Ainda mais específico é o artigo 2.º, de referida Resolução CNAS, que afirma ser de atendimento as entidades
quando realizam de forma continuada, permanente e planejada, serviços, programas, projetos e benefícios de proteção social básica e/ou especial e de defesa de direitos sócio-assistenciais, dirigidos as famílias e indivíduos em situações de vulnerabilidades e risco social e pessoal, conforme preconizado na LOAS, na PNAS, portarias do Ministério do Desenvolvimento Social e Combate à Fome – MDS e normas operacionais. (grifou-se)
A fim de não restar qualquer sombra de dúvida, o § 1.º, do artigo 6.º, da Resolução CNAS n.º 16, de 05/05/10, é categórico no sentido de que (grifou-se) “[o]s serviços de atendimento deverão estar de acordo com a Resolução CNAS nº 109, de 11 de novembro de 2009, que trata da Tipificação Nacional de Serviços Socioassistenciais, e com o Decreto nº 6.308, de 14 de dezembro de 2007.”
É nesse compêndio regulamentar que reside a tão comentada diferença entre assistência social e assistencialismo, porquanto o primeiro, seja o serviço prestado no âmbito privado ou no âmbito público, tem natureza de política pública de altíssima relevância, com objetivos claros e precisos a serem alcançados por meio do manejo de serviços tipificados nacionalmente, sempre com vista à inclusão social do indivíduo, sendo ele protagonista de sua própria vida; enquanto o segundo apenas retrata uma ação paliativa, com a finalidade imediata de remediar, em dado momento, uma situação indigna. É fundamental ter em mente que a Assistência Social não tem mais o caráter residual de outrora, antes limitada a diagnosticar e atender, transitoriamente, a uma demanda de vulnerabilidade ou risco social. Trata-se, atualmente, de um método estatal de possibilitar, aos usuários, amplo acesso ao Sistema de Garantia de Direitos.

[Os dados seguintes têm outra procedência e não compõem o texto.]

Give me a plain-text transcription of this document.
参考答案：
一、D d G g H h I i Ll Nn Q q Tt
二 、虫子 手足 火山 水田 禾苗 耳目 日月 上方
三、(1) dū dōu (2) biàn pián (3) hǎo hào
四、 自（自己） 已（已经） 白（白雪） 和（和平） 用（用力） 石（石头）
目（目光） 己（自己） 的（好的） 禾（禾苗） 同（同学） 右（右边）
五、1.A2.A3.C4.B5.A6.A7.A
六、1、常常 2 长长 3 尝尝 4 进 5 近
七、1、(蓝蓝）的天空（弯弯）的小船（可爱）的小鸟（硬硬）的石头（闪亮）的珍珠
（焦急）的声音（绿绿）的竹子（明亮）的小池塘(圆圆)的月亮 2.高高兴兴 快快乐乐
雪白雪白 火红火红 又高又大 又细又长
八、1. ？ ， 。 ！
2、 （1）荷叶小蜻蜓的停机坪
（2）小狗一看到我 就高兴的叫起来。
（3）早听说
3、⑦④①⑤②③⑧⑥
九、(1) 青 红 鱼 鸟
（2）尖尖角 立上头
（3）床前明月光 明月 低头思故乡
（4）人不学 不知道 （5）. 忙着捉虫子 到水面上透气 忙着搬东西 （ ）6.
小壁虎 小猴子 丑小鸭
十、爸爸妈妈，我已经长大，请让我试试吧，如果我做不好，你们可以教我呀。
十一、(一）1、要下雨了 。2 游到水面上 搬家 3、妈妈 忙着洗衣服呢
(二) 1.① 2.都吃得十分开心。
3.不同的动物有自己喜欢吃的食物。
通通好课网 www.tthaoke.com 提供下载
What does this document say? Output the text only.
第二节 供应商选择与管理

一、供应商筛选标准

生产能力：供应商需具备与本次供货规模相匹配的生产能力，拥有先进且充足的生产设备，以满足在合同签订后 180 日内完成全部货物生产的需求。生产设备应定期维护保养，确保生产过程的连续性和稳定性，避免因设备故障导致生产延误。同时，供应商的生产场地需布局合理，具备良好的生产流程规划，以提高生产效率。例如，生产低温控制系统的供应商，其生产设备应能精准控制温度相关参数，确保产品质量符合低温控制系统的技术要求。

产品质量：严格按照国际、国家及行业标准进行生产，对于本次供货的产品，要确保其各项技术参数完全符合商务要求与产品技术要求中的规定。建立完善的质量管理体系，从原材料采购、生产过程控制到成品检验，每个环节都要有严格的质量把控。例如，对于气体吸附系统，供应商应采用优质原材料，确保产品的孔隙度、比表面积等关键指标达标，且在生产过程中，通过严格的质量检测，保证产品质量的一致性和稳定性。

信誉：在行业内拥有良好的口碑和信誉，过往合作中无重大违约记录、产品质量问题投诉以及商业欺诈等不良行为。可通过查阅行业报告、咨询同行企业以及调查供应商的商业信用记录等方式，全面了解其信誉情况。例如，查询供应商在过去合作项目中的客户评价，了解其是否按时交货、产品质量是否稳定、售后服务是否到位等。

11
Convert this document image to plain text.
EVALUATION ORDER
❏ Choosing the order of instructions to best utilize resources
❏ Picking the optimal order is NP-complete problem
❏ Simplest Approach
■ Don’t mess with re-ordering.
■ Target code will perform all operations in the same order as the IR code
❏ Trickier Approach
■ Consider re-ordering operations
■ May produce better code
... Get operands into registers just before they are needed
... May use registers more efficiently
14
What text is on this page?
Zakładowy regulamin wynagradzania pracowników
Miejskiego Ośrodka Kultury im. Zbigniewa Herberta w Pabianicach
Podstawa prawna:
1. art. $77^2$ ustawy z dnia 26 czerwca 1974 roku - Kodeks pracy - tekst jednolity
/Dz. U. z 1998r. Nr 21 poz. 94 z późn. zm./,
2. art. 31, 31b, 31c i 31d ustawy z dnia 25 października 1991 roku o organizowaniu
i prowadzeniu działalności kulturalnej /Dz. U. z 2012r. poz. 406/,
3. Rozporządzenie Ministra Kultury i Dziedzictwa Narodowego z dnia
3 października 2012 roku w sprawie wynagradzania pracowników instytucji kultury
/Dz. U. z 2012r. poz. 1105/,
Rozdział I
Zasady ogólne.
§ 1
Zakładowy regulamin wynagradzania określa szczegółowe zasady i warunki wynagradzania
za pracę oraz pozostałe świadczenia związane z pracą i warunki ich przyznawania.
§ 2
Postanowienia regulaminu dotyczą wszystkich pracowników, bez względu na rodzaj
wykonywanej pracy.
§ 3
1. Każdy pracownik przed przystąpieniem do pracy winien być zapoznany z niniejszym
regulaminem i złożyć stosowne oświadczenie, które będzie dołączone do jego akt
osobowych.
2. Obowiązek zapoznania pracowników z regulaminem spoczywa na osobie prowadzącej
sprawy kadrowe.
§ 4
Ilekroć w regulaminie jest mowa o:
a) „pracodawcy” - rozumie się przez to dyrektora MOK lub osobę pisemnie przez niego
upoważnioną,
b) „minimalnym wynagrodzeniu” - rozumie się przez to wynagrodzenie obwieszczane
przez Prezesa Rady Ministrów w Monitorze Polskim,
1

À vista das considerações supra, resta claro que a descentralização político-administrativo da prestação de serviços socioassistenciais, incluindo as atividades sociais privadas na qualidade de agentes dessas ações de governo, pressupõe a existência de uma coordenação centralizada, calcada na necessidade de eficácia das ações governamentais atinentes à assistência social, a partir da normatização do método científico, com funções primordiais de racionalização dos recursos, sejam eles públicos ou privados, e de eficiência no combate à pobreza e à exclusão social.